If you’re missing home, you: Stay home and make a roast on a Sunday or join some fun activities organised by the Canadian Association and American Club.
A mandatory stop for out-of-town guests is: Coney Island! It’s a little piece of paradise that’s hard to find in Singapore. You’ll discover beautiful flora and fauna, exotic birds, and there was even a resident cow living there, though it passed on a few months ago. It’s one of the few remaining untouched places on this little island.
You’d swap houses in a second with: We’re pretty happy where we are and wouldn’t swap with anyone else in our neighbourhood. Besides, we painstakingly renovated and did a lot of DIY in our apartment to give it the look we wanted.

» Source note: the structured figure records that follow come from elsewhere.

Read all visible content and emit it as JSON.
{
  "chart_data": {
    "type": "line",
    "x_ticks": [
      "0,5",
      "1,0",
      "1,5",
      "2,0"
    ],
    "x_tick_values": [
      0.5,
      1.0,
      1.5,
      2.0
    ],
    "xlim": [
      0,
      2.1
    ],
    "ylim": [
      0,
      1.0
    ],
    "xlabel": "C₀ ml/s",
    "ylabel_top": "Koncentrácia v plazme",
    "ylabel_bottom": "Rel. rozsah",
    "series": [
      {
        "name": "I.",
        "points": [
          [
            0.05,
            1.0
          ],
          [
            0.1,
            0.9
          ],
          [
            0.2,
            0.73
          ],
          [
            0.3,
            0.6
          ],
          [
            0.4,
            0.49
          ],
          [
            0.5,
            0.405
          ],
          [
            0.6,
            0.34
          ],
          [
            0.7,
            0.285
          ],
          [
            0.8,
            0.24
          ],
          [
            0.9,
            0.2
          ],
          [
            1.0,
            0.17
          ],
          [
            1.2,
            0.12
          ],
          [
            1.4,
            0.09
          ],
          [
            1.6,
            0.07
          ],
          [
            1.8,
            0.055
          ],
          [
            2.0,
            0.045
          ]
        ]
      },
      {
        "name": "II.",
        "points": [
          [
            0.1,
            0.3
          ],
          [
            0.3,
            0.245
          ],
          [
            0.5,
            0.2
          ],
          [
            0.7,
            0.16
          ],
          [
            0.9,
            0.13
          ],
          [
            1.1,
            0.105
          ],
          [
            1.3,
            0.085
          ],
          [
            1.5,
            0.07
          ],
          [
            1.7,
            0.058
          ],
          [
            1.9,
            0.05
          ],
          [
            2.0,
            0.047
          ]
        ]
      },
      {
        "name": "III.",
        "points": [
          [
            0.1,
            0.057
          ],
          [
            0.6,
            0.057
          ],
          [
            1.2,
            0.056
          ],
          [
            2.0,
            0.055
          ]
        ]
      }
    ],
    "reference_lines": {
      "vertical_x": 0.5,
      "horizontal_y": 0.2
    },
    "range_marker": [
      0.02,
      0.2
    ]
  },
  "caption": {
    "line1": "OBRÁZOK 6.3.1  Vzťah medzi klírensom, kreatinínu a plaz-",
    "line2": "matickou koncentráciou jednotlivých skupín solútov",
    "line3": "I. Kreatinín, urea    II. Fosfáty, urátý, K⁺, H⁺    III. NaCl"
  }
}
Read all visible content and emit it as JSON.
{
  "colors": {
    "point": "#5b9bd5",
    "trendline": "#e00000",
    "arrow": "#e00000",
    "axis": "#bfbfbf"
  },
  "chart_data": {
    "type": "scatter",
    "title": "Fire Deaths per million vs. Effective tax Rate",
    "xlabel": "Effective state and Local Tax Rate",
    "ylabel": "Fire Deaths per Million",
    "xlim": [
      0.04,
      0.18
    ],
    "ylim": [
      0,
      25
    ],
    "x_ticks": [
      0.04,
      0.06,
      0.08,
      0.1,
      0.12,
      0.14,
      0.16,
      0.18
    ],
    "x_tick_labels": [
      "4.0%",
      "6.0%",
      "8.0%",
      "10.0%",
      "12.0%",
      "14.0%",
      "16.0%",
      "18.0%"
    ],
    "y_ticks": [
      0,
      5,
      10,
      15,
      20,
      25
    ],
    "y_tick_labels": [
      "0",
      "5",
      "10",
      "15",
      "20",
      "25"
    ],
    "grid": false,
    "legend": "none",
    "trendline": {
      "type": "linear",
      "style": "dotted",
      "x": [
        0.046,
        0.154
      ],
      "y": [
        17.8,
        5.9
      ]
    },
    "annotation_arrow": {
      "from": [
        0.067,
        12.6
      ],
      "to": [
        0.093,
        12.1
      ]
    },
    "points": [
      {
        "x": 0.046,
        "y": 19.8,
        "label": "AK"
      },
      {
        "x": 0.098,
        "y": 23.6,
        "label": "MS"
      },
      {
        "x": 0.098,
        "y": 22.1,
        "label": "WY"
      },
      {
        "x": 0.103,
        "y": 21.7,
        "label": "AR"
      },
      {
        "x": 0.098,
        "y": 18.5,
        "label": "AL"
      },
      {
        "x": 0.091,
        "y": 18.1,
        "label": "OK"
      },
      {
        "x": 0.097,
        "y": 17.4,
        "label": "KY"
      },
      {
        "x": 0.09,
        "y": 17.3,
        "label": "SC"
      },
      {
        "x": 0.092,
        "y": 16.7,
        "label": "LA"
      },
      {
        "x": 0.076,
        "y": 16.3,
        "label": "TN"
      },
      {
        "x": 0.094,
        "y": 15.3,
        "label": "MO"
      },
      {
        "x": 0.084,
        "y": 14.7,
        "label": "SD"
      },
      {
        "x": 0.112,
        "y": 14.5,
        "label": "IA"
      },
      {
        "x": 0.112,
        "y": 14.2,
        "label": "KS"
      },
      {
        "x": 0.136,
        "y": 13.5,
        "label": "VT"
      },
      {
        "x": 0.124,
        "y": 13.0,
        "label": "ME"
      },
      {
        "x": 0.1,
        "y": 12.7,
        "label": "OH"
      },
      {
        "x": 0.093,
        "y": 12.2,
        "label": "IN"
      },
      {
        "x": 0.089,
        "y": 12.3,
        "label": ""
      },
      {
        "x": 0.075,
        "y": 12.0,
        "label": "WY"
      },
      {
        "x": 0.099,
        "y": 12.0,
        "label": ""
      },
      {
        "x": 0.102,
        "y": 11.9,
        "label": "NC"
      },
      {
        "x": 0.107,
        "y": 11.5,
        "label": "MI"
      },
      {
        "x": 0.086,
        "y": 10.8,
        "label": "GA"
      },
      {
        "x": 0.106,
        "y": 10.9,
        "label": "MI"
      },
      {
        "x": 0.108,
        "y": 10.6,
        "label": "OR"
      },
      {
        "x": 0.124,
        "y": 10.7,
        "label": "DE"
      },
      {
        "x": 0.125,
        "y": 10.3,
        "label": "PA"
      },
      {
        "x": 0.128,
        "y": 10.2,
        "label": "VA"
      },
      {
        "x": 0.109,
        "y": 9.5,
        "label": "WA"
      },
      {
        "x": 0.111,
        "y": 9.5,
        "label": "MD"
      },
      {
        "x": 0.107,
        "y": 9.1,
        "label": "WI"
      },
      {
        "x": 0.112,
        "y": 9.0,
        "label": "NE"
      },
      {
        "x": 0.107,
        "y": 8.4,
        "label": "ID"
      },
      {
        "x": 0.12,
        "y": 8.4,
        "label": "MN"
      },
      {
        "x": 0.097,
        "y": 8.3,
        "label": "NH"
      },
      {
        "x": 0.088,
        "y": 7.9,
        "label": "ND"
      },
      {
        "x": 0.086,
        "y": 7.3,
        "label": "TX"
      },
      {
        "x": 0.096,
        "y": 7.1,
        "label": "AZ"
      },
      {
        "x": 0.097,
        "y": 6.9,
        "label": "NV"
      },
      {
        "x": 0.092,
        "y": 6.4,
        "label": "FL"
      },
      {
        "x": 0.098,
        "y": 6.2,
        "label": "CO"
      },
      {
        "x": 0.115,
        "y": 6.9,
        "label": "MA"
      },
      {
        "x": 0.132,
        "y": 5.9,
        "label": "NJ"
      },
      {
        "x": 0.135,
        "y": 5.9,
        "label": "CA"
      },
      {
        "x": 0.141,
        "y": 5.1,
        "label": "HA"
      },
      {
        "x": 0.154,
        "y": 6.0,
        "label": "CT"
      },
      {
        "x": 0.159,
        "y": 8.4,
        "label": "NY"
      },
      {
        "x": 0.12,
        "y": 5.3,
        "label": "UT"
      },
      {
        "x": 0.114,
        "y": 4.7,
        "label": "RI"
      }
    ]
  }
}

A common myth about your neighbourhood is: That it’s under-developed and far from everywhere else – but we have everything we need here, and the train ride to HarbourFront is less than 30 minutes, with Chinatown, Little India and Serangoon Gardens along the way! It’s surprisingly convenient and accessible.
If you’re ever woken up at night, it’s almost always due to: We’ve been woken by the noise of physical fights in the past. Once was a lover’s tiff and another was an altercation between a taxi driver and his passengers.
A massive late-night rager on your street is likely to be: The stray cats sometimes have a go at each other and we hear all the screeching. Other than that, it’s a pretty quiet neighbourhood.
Your hands-down favourite neighbourhood joints are: The tzi char (literally translated to “cook and fry”) stall in the 24-hour local coffee shop named Shi Fu downstairs. They make dishes to order based on whatever we want from the extensive menu. We eat there at least twice a week and our favourites are the salted egg crab, fish head curry and steamed grouper with radish. Waterway Point has some of our favourites as well: Zakka for spicy Thai and Menya Mushashi Kinko for ramen. Punggol Settlement has Simply Peranakan, which serves yummy Peranakan cuisine, and the breeze and view of the ocean makes a nice backdrop.
You won’t find better local food than at: The tzi char stall downstairs!
The strangest thing you’ve ever seen on your street is: Someone passed away in one of the gardens right under our block. No one knows what happened; there was just a body one morning. We hope the family found some peace.
We love a good bargain. The best deals in your neighbourhood are: At Daiso in Waterway Point, where everything is $2 and of good quality!
The guiltiest pleasure in your area is: The perfectly done French toast at Miam Miam, a Japanese-French restaurant inWaterway Point.
One thing you’d never change is: Some of my neighbours! They’re mostly local, and most are friendly and hospitable. We bring each other food when there are extras, which is so nice. It helps to promote that “kampong spirit”.
Why should your neighborhood be featured in a guidebook? Punggol Settlement, which is pretty much the end of Punggol, has a stretch of awesome seafood restaurants, a great view of the ocean and is a good spot for taking sunset walks or cycles to Coney Island. You get to see exotic birds and interesting plants and just get away from the craziness of everyday life.